King Rich - Joe Bennett (Harper Collins)

The haunting story of two people linked by disaster and a desire for the truth, set amid the physical and emotional devastation of a post-earthquake Christchurch.  It's a love story.  Of sorts.
"At dusk he lights the candelabrum, creating an island of light in the centre of the room, animating the faces of the two dressed mannequins, glinting off the cutlery, the long array of glasses, the cellophane wrappers on the biscuits, the chocolate's silver foil. And the margins of the room are lost in the murk, might as well not exist. Richard smiles at the effect, at the little oasis of festivity and commemoration in a wide dark world."
 
Christchurch, days after the February 2011 earthquake. Richard hides, with a lost dog, in an abandoned, leaning hotel. Annie returns from England, seeking a lost father in her battered home town. Vince relives the most significant emotional experience of his life. What binds these lives together, and what tore them apart?  The novel traces two reasons of existence, as it were; Rich's plight to stay undetected in the hotel and Annie's quest to find him.  A stray labelled 'Friday' is Rich's canine companion.  Annie recruits friends and a growing list of her dad's mates and in so doing begins to understand who her father was.  Now, it's no Sherlock who'll reveal that Rich isn't  Annie's father. Not the point.  That's obvious from the get go.  But what drives this narrative.  Why the f***k is Rich here at all?  That's the eternal, frustrating question. 

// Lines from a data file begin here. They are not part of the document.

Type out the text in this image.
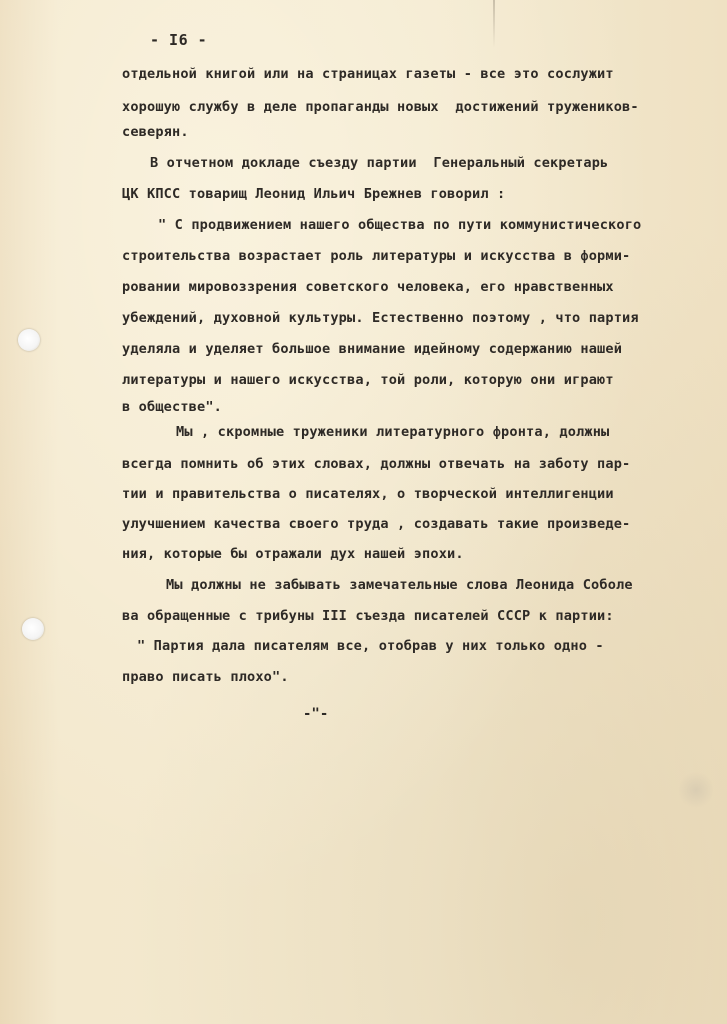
- I6 -
отдельной книгой или на страницах газеты - все это сослужит
хорошую службу в деле пропаганды новых  достижений тружеников-
северян.
В отчетном докладе съезду партии  Генеральный секретарь
ЦК КПСС товарищ Леонид Ильич Брежнев говорил :
" С продвижением нашего общества по пути коммунистического
строительства возрастает роль литературы и искусства в форми-
ровании мировоззрения советского человека, его нравственных
убеждений, духовной культуры. Естественно поэтому , что партия
уделяла и уделяет большое внимание идейному содержанию нашей
литературы и нашего искусства, той роли, которую они играют
в обществе".
Мы , скромные труженики литературного фронта, должны
всегда помнить об этих словах, должны отвечать на заботу пар-
тии и правительства о писателях, о творческой интеллигенции
улучшением качества своего труда , создавать такие произведе-
ния, которые бы отражали дух нашей эпохи.
Мы должны не забывать замечательные слова Леонида Соболе
ва обращенные с трибуны III съезда писателей СССР к партии:
" Партия дала писателям все, отобрав у них только одно -
право писать плохо".
-"-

On RNZ's "The Panel" Joe Bennett refuses to reveal the specific reasons why Rich is there or exactly what the inspiration and purpose of all his is.  He likes the idea of displacement and how we handle that.  As a man who lives in a house that's been condemned in Christchurch he knows all about the threat of displacement.  And we know him; from his columns in the DomPost and his radio presence.  He has a, how do I put it, confronting turn of a phrase.  In King Rich his characters are obvious, and hilarious for it.  Take the toilet cleaning company, "Cleaner Butts" run by a 'Mr Butts' of course!  Very droll.  Not.  There's a great line in the book, on Rich's hotel bathrobe, which he swans around in, like a robe of coronet snobbery: it "reveals the sternum, sown with scrubby hair, like bleached bad lands".  A bit 'waffleee', but there you go.  Former teacher Mr Bennett is at his best when describing real events, like HRH Wills and his Kate at a Hagley Park service, and of course, real places, like the Christchurch suburbs in the aftermath of the quake - those ghosts that float about the subsiding rubble.   But where he's less sure is when he's building his characters and their motivation.  It drove me nuts thing "Why these people behave the way they do?"  Having a significant natural event is not enough.  I need a backstory.  Bennett, you bastard, you've strung me along!